Joe Green
Class of 2016
Green was one of Trinity’s best.
If there was a sport you could play at Trinity High School in the early 1960s, Joe Green was part of the team. Green was four-sport athlete at the former Limestone County all-black high school when the athletics program was at its peak.
“Joe was a great, great player and must be included in any discussion about great athletes at Trinity,” said Robert Malone, who went to Trinity High School the same time as Green.
After starting out as a basketball player, it wasn’t long before Green joined in on the other sports at Trinity. ”I was a basketball player and they didn’t want me to play football,” joked Green. “My coach said, “you won’t play football. It’s too tough for you. So then, I knew I had to play.”
According James. L. Walker, in his Feb. 2016 News Courier article, “The quarterback in the cotton field”, Green was “Blessed with great hands and deceptive speed. Green, at 6 feet 3 inches, gave shorter cornerbacks nightmares from his wide receiver position.” And Green was just as effective when he moved to quarterback, according to Walker.

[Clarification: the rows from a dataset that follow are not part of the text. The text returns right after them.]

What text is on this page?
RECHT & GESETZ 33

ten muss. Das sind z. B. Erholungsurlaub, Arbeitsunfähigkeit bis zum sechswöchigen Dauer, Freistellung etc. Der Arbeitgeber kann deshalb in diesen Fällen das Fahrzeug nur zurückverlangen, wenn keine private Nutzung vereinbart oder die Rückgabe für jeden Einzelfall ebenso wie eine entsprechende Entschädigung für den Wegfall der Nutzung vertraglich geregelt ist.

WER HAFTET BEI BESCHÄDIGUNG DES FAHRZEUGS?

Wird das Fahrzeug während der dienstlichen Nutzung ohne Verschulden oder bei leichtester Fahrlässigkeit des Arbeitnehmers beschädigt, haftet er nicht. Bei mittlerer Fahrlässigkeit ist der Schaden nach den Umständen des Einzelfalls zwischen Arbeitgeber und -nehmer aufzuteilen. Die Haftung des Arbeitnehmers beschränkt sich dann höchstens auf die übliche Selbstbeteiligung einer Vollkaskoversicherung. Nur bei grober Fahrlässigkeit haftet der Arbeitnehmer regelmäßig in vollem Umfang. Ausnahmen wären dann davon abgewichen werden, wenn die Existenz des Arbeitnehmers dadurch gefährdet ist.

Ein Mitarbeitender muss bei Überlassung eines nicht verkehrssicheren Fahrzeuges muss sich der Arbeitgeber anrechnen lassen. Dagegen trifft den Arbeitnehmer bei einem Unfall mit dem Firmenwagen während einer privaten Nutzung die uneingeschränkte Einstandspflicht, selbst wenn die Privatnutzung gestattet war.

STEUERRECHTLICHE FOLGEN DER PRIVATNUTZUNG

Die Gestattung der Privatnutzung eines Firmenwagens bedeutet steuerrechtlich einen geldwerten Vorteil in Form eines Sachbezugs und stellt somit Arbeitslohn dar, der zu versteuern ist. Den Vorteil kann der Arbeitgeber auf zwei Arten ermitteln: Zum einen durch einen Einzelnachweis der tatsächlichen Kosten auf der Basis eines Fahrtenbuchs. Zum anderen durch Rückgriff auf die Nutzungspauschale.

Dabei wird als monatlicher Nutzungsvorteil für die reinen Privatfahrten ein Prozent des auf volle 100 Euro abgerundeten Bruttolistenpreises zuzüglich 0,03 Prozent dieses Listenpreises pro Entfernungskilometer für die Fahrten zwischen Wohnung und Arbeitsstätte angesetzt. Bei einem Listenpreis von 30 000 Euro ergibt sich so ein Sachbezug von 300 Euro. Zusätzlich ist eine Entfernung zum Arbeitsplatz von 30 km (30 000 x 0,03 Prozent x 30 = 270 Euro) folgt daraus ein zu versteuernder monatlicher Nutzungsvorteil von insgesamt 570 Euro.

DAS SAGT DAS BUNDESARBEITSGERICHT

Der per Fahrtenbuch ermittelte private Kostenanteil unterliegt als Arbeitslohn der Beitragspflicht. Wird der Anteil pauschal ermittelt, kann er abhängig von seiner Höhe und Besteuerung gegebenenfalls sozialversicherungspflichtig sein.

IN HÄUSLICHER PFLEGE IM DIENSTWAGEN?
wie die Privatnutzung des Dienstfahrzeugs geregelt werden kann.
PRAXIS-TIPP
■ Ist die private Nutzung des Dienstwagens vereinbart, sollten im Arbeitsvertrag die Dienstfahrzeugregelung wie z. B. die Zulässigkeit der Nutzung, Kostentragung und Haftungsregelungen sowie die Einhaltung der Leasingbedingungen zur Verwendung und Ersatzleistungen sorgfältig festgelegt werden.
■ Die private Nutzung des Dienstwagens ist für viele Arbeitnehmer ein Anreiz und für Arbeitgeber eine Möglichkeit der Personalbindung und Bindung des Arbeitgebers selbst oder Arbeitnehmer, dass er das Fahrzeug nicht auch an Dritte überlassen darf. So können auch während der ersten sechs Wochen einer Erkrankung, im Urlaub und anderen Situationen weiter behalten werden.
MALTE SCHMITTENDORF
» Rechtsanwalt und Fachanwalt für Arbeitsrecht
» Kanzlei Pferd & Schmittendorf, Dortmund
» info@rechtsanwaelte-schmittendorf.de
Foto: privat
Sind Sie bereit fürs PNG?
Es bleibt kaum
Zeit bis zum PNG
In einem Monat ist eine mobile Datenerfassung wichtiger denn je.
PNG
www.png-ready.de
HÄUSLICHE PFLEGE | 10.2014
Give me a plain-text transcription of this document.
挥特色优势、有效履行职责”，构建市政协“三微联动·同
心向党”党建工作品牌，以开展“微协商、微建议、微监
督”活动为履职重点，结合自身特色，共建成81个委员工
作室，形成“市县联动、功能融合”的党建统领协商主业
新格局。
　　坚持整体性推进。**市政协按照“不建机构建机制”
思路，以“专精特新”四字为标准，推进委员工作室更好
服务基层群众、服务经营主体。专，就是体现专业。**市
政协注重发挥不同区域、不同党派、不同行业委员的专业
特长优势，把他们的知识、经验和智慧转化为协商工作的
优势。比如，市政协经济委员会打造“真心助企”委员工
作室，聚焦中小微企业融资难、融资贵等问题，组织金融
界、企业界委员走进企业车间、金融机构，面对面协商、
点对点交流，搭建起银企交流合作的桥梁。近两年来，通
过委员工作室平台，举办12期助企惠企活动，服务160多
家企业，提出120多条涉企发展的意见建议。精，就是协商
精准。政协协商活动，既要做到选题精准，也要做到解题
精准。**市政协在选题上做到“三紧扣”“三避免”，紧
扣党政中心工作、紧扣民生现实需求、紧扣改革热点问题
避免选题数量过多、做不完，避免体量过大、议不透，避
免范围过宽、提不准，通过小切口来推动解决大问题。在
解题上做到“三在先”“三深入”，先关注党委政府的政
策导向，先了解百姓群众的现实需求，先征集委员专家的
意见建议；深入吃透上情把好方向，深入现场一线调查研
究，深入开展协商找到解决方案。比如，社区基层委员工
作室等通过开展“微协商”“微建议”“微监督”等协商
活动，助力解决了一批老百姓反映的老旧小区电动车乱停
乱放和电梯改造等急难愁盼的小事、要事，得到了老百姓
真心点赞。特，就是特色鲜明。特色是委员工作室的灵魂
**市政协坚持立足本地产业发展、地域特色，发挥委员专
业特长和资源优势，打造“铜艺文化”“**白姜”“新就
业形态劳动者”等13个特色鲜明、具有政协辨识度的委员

“Consistently beating cornerbacks with rifle passes, which he would stick between two defenders, or soft floaters lofted high over their heads into the waiting arms of a speeding receiver.” But as good as he was at football, basketball might have been Green’s best sport.
“I played ball all over the world, against great athletes,” said Malone. “And Joe was one of the best all-around athletes I have ever seen. Also,
he was such an inspirational figure for all of us young athletes at Trinity who followed him.”
Although schools were not integrated until the late 1960s, blacks and whites were playing against one another outside the classroom on a regular basis around Trinity High School.
“We wanted to play them at school, but they wouldn’t allow us to play them,” said Green. “We both thought we had the best teams in the area. I always lived on the farm and played ball with other white guys. We just couldn’t play them in school.”
Green played basketball as a freshman and by the end of his sophomore season, he was the leading scorer on the team that advanced all the way to district championship.
“Joe was always reluctant to shoot and we had to constantly tell him to shoot and when he did he usually made it,” said his older brother, Johnny.
By his season, Green averaged more than 30 points per game and led the team in rebounding his junior and senior seasons.
Although Green has called Louisville home for most of this life, the Limestone native still has family around Athens. “It’s always nice to go back. I usually try to go back and see a couple of games when I go back,” said Green. “I’ve
got grandkids that play. I talked to them about how I played, and then seeing the stories in the paper, they are amazed.”